The great thing is that I sent my camera along and he captured many great boot camp moments; and with the all the stories from the kid's, I felt like I had been there too.

At dinner, the night they got back, the conversation was filled with non-stop, back to back, over-lapping tales of all that had happened. Everything from:

1. the neighbor throwing up in the car less than one minute from their destination after making it for nearly two hours

2. the drill instructor screaming with spit flying at Parker when he asked for paper towels to clean up the vomit

3. sleeping under the open sky in the high desert-- but being woken up by roosters at 4:30am

4. the extreme obstacle course

5. having their cousins there

6. the push-up contest

7. the mess hall meals

8. the screaming D.I.'s (drill sergeants)

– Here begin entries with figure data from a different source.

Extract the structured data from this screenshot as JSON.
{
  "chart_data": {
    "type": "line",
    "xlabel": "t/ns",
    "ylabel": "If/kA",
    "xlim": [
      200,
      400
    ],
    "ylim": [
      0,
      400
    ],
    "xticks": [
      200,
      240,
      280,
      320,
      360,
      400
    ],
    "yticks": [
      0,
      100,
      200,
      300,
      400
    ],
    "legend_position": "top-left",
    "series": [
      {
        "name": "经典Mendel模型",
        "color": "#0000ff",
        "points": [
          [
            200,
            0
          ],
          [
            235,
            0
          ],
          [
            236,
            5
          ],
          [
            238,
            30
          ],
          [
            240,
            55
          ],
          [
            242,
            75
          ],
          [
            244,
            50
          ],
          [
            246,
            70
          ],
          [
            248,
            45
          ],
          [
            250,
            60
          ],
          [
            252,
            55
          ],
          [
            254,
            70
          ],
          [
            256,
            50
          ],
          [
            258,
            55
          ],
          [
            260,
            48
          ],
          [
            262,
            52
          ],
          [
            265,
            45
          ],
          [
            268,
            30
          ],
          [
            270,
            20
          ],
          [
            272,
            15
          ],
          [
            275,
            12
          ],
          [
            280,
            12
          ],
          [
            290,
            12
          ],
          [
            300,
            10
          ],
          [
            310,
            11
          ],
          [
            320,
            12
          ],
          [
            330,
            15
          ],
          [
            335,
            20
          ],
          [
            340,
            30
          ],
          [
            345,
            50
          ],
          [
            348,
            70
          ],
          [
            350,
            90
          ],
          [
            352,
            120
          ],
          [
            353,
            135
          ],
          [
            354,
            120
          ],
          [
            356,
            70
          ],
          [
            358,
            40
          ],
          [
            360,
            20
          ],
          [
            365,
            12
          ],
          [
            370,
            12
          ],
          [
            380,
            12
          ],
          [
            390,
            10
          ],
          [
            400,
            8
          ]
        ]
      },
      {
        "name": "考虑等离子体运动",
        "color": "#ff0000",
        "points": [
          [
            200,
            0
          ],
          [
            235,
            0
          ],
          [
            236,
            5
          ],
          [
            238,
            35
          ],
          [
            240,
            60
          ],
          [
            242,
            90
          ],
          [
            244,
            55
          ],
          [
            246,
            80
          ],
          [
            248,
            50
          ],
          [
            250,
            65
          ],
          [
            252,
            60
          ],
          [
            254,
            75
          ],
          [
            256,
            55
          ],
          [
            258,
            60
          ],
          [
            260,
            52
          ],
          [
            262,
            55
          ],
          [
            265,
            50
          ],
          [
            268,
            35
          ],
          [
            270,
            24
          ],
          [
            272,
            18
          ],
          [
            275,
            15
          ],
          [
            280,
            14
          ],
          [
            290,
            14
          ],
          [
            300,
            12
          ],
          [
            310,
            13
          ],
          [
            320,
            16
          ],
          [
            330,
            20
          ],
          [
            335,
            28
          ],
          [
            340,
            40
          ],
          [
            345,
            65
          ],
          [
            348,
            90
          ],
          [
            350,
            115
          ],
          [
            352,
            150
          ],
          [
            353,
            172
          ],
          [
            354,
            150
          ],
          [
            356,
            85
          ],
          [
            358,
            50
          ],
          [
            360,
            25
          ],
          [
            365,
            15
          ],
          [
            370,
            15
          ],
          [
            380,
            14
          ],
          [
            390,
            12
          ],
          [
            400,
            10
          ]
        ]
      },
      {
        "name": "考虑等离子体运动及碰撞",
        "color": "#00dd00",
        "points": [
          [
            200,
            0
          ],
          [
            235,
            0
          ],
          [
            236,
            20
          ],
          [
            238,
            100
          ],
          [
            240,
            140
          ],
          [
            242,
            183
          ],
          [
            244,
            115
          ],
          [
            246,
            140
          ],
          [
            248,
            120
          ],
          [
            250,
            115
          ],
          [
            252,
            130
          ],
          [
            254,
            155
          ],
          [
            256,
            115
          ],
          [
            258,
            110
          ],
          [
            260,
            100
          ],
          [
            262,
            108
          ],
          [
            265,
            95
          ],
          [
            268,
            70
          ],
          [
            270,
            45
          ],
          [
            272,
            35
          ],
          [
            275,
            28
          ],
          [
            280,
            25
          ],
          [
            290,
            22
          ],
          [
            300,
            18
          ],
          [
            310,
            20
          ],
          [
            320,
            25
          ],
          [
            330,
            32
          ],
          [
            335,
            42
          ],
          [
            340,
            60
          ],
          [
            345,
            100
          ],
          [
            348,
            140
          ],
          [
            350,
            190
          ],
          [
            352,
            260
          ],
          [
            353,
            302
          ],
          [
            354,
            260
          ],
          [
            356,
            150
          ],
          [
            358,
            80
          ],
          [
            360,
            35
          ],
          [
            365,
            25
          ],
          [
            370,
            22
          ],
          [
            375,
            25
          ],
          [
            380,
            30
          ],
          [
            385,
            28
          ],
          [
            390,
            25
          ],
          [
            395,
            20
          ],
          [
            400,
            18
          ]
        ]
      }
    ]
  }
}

9. being called rebels, maggots, and cupcakes

10. shooting the automatic airsoft rifle

11. shooting real bows and arrows

12. topping it all off with tackling one of the meanest DI's on the water slide

They had so much fun that they're already talking about going next year. And now the neighbor's younger sister says she wants to go as well.

4 comments:

Anonymous said...

That sounds so cool! I would have liked that when I was a kid!

Shannon said...

That sounds so fun! I've never heard of Bible Boot Camp before. Is it like DVBS?

jmckemie said...

Can you explain some more about the camp? My kids went and now grandkids go to Bible camp every summer but no one ever screams and yelled at them. Sounds like they had lots of fun mixed in but just wondering about the thought process behind the hows and whys of this particular experience. I hope this does not sound judgmental because that it not my intention at all, especially since they enjoyed it overall. But, is there something specific that treating the kids like they are adults actually in military boot camp teaching them that my kids and grandkids are not learning somehow by a different approach? Just seems like there would have to be a tremendous amount of super fun things to balance this all out if the kids were so excited. That first picture actually looks painful for him - not enjoyable. Frankly, if someone yelled about asking for paper towels because I was trying to be helpful and clean up from someone who was sick, I would use that as an example to commend them for their servant spirit but also to teach my grandkids that some people are just mean spirited, rude and let their temper get out of control all you can do is pray for them. :) Just wondering what I am missing that I might want to check out. I really am interested in learning more about it.

Andrea Lisk said...

I agree with jmckemie... not judgemental but genuinely curious!